Numa tarde ensolarada de terça-feira, quando minha filha tinha cinco meses de idade, um homem subiu no meio da janela em nossa sala de estar em Washington, parando apenas porque meu marido trabalhava em casa naquele dia. Se ele não estivesse lá, não sei o que teria acontecido depois. Nós pregamos aquela janela fechada. Eu dormi no chão da minha filha por três noites. Eu fico obcecado com isso em dias úmidos como estes, quando o tempo me lembra da ameaça.

Empoleirada no chão de sua sala de estar no Ditmas Park, com nuvens se juntando do lado de fora das amplas janelas e uma grade de obras de arte infantil iluminadas e emolduradas olhando para ela, a romancista Helen Phillips transmite uma história semelhante de horror materno. “Uma noite”, ela diz em uma voz medida, “quando [meu marido] Adam estava em algum lugar, eu estava em casa com minha filha. Ela tinha alguns meses de idade. Eu estava nua e estava cuidando dela, e pensei ter ouvido alguém na outra sala. ”Phillips fez uma pausa aterrorizada, sem saber como se proteger da ameaça amorfa.

“O que eu faria se alguém entrasse no apartamento agora?”, Ela se perguntou. Não havia, felizmente, nenhum intruso, “apenas essa vulnerabilidade animal. Eu tenho esse arrepio através de mim e então eu fiquei tipo, eu tenho que escrever sobre isso . ”
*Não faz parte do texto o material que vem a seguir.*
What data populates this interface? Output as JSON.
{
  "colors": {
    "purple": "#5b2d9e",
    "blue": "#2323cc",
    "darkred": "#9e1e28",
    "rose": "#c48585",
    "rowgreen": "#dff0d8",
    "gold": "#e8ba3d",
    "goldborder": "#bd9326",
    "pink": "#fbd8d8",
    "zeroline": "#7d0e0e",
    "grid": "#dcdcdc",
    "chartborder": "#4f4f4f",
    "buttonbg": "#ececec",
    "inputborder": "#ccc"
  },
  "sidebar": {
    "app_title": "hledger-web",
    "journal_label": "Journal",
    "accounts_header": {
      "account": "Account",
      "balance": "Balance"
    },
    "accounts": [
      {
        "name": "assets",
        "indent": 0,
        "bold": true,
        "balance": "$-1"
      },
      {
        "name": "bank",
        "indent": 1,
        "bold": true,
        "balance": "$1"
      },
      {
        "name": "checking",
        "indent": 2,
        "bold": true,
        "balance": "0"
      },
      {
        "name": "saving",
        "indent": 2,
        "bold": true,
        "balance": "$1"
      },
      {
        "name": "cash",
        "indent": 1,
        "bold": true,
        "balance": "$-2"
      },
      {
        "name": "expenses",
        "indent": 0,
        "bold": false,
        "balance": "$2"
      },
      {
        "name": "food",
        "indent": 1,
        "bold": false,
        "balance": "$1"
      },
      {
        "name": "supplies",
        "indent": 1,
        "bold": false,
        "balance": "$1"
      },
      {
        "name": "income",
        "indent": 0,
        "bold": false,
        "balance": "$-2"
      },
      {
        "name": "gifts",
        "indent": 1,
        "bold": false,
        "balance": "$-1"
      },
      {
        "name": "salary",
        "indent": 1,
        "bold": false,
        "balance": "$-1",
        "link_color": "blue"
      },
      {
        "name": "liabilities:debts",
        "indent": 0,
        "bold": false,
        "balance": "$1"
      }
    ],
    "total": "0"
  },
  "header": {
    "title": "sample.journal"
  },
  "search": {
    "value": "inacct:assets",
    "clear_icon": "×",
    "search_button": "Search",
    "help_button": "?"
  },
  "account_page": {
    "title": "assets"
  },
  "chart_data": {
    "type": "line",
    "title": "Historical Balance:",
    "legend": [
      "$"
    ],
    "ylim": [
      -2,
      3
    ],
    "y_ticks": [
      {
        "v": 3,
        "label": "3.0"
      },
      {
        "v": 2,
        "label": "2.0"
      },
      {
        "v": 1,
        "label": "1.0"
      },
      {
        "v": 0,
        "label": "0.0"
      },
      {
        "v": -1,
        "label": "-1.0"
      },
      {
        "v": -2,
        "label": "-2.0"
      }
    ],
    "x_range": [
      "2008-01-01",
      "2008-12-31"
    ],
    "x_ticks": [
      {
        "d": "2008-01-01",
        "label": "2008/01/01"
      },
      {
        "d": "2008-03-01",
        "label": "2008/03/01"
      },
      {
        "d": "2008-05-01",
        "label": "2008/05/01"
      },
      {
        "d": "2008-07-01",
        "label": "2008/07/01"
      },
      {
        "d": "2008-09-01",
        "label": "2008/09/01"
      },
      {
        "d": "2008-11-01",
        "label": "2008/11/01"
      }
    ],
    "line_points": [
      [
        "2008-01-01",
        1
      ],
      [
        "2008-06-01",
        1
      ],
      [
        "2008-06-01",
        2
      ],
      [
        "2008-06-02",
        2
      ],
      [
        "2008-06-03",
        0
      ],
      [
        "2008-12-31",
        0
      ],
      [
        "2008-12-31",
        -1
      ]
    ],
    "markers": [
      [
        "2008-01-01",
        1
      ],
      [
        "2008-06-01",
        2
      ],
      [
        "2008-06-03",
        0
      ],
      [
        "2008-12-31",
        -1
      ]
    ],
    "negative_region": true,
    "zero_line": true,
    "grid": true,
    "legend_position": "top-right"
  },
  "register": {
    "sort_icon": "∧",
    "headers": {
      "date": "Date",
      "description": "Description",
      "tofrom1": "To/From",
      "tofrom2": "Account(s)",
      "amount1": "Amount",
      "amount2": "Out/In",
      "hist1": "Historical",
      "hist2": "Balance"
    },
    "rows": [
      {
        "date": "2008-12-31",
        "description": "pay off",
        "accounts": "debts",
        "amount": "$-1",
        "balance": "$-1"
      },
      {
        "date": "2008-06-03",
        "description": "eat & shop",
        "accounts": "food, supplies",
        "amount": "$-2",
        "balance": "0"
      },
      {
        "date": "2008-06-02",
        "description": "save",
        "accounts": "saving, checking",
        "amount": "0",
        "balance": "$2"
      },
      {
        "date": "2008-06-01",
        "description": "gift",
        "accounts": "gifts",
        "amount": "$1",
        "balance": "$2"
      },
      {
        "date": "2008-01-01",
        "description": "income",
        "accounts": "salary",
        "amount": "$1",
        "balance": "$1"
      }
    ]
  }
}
O fruto desse medo é The Need , seu dardo envenenado de um romance do segundo ano. Se sua estréia surrealista e extremamente adorada , The Beautiful Bureaucrat , traça aqueles anos assustadores e incertos de seus 20 e poucos anos, quando notas de dólar perdidas sustentam dias de jantares com taças, The Need é uma história de horror sobre o que vem a seguir. Ressentimento emocional implacável e paranóico que acompanha a paternidade. É também uma história sobre como as mães se encontram divididas em dois eus: aquele que anseia por se libertar, e aquele cujos olhos varrem todas as fendas por perigo, e não consegue se imaginar sendo separado de seu filho por um único segundo.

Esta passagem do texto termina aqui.